If A and B are patterns the pattern A | B (also written A + B in Lpeg) first tries to match A and if that fails it tries B. If we suppose that the code for our patterns are subroutines then the code for A | B can be obtained by following the code for A with that of B, replacing the failure-exit of A with an instruction to reset the text-pointer back to its starting position and then dropping through to the code for B. A similar set of modifications apply to multiple alternatives
A | B | C ......with each one but the last dropping through, on failure, to the next, with resetting of the text-pointer.
In the same way, the code for !A may be got by swapping the succes and failure exits, and by adding an instruction to reset the text-pointer before the success exit.
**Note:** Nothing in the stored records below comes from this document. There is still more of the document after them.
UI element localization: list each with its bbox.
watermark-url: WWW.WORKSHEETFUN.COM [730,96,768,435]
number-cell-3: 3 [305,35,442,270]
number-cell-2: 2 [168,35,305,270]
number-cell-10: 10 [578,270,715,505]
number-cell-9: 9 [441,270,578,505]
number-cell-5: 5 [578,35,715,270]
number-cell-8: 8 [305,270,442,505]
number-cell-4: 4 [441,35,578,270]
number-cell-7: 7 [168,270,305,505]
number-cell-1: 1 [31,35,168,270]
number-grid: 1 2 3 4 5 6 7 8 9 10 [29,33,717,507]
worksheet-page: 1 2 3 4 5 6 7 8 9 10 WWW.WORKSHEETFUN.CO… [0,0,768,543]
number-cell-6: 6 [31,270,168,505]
In matching a pattern to a text one often wants to capture information. What sort of information will clearly depend strongly on the language in which one's pattern matching code is embedded. But in the simplest case one might consider patterns that always succeed, but which as a side effect push the current text pointer to a stack. From these pointer values we can then extract substrings from the text. For simplicity we would only use these capture patterns at the top level and outside repetitions.
If non-terminals correspond to subroutines, then a production in a grammar, of the form
X = U V W ....might be coded as
X_out LDR PC, [stack], #4 X_enter STR PC, [stack, #-4]! BL U_enter TST status BEQ X_out BL V_enter TST status BEQ X_out BL W_enter TST status BEQ X_out ...so that the tree-structure of the algebra would be reflected by the call-structure of the code. The subroutines would not save the register TXT_PTR used for the current text-pointer. The status register is here represented as being zero for failure and non-zero for success. It might be more efficient to minimize the branch-with-link instructions and instead use inline code
X_out LDR PC, [stack], #4 X_enter STR PC, [stack, #-4]! <U's code> TST status BEQ X_out <V's code> TST status BEQ X_out <W's code> TST status BEQ X_out ...The same considerations apply to productions of the form
X = U | V | W ....which might be coded as
X_out LDR PC, [stack], #4 X_enter STR PC, [stack, #-4]! MOV START, TXT_PTR BL U_enter TST status BNE X_out MOV TXT_PTR,START BL V_enter TST status BNE X_out MOV TXT_PTR,START BL W_enter TST status BNE X_out ...Here START would be a register for local use, not used by the subroutines, for restoring the text-pointer after failure.
Conversely there may also be situations when it pays for the compiler to introduce more non-terminals in order to simplify complex expressions.